What has been rumored for a year has now been confirmed: collector Raymond J. McGuire, who serves as the chairman of the Studio Museum in Harlem, said on Thursday that he would seek the Democratic nomination for mayor of New York City.
McGuire, who is also a trustee of the Whitney Museum in New York, is known in the art world for his impressive and substantial collection of African-American and African contemporary art, which includes work by some of today’s most important artists, including Glenn Ligon, Carrie Mae Weems, Malick Sidibé, Gary Simmons, Lorna Simpson, Toyin Ojih Odutola, and Derrick Adams, as well as historical ones like Romare Bearden, Norman Lewis, Charles Alston, Elizabeth Catlett, Henry Ossawa Tanner, and Roy DeCarava. He has ranked on ARTnews’s Top 200 Collectors list each year since 2014.
As a vice chairman of Citigroup, McGuire has been one of the highest-ranking Black executives on Wall Street for several years; he will depart his post as part of his candidacy. Jeffrey C. Mays reported in the New York Times that McGuire’s run is supported by local business leaders who have looked for a candidate able to keep the city financially solvent amid the coronavirus pandemic. (The city expects a loss of at least $9 billion in tax revenue over the next two fiscal years.)
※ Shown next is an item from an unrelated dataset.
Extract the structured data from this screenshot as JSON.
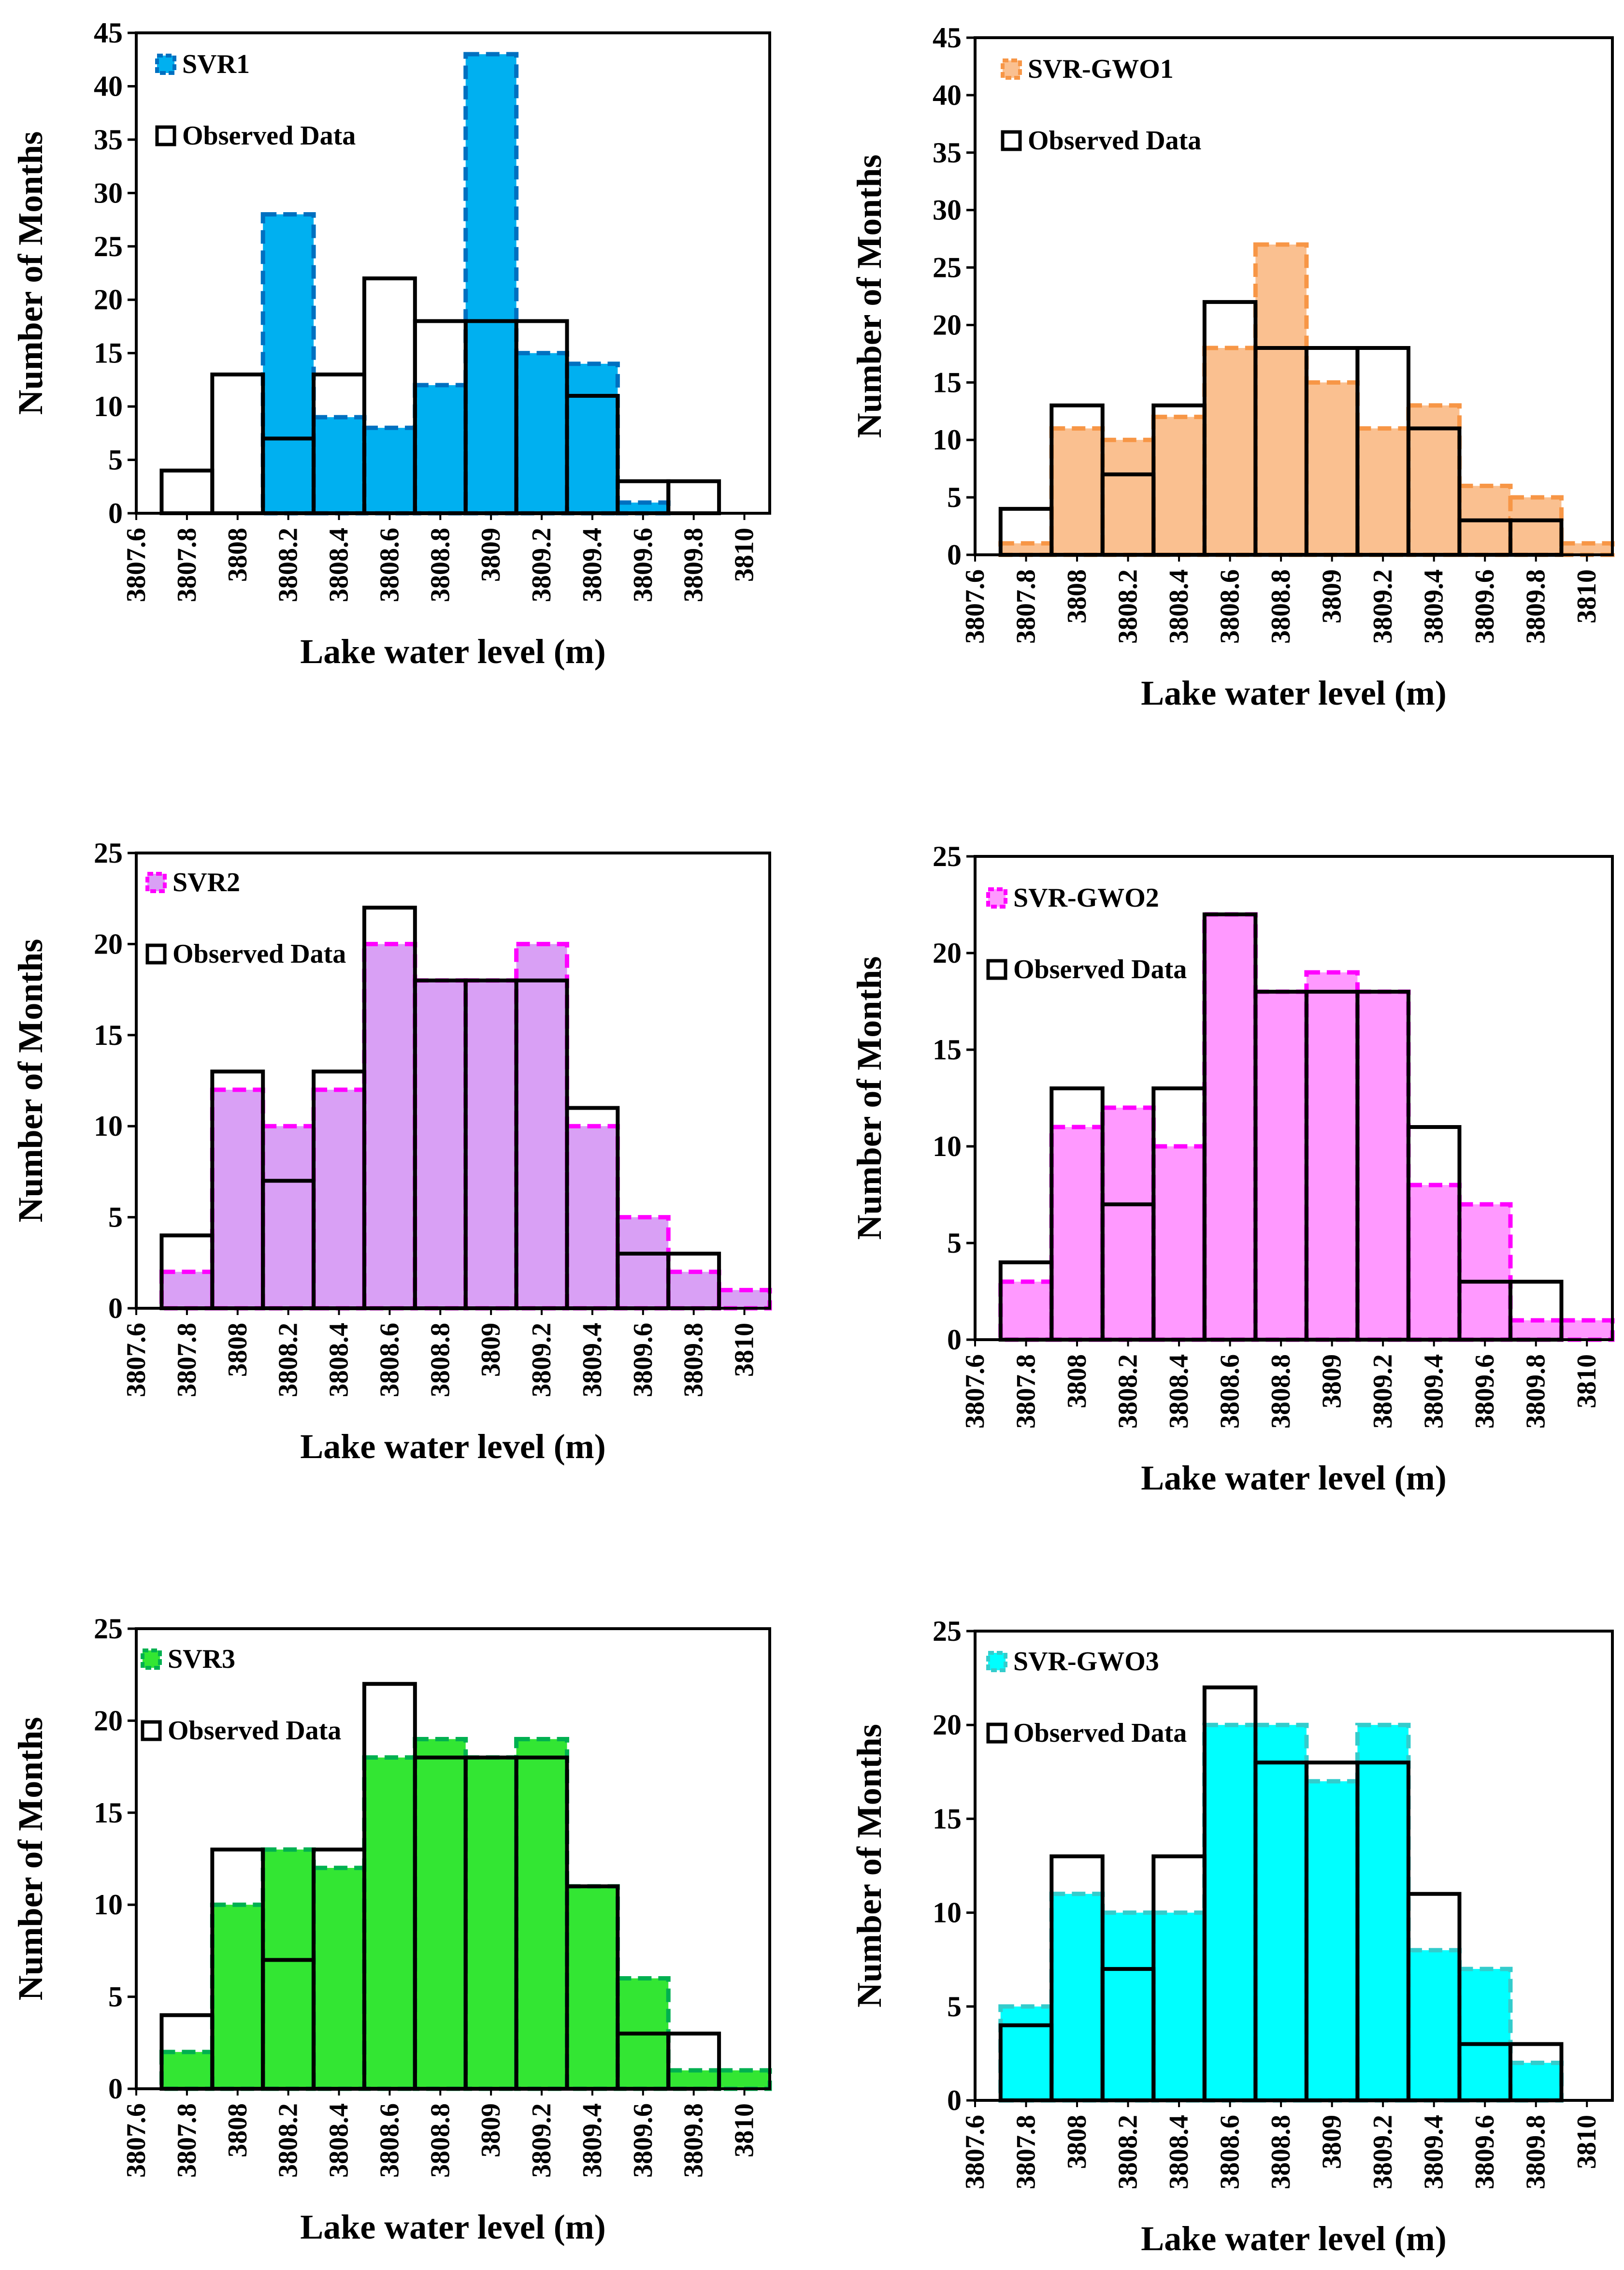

“New York gave me the opportunity to be enormously successful,” McGuire told the Times. “Now New York is in a financial crisis that has exploded into a whole bunch of crises—educational, health and criminal justice. If there is a moment in history where my skill set can help lead, this is it.”
The New York City primaries for mayor will be held next June, and McGuire will be up against a large pool of candidates, including city comptroller Scott M. Stringer, former sanitation commissioner Kathryn Garcia, Brooklyn councilman Carlos Menchaca, Maya Wiley, among others.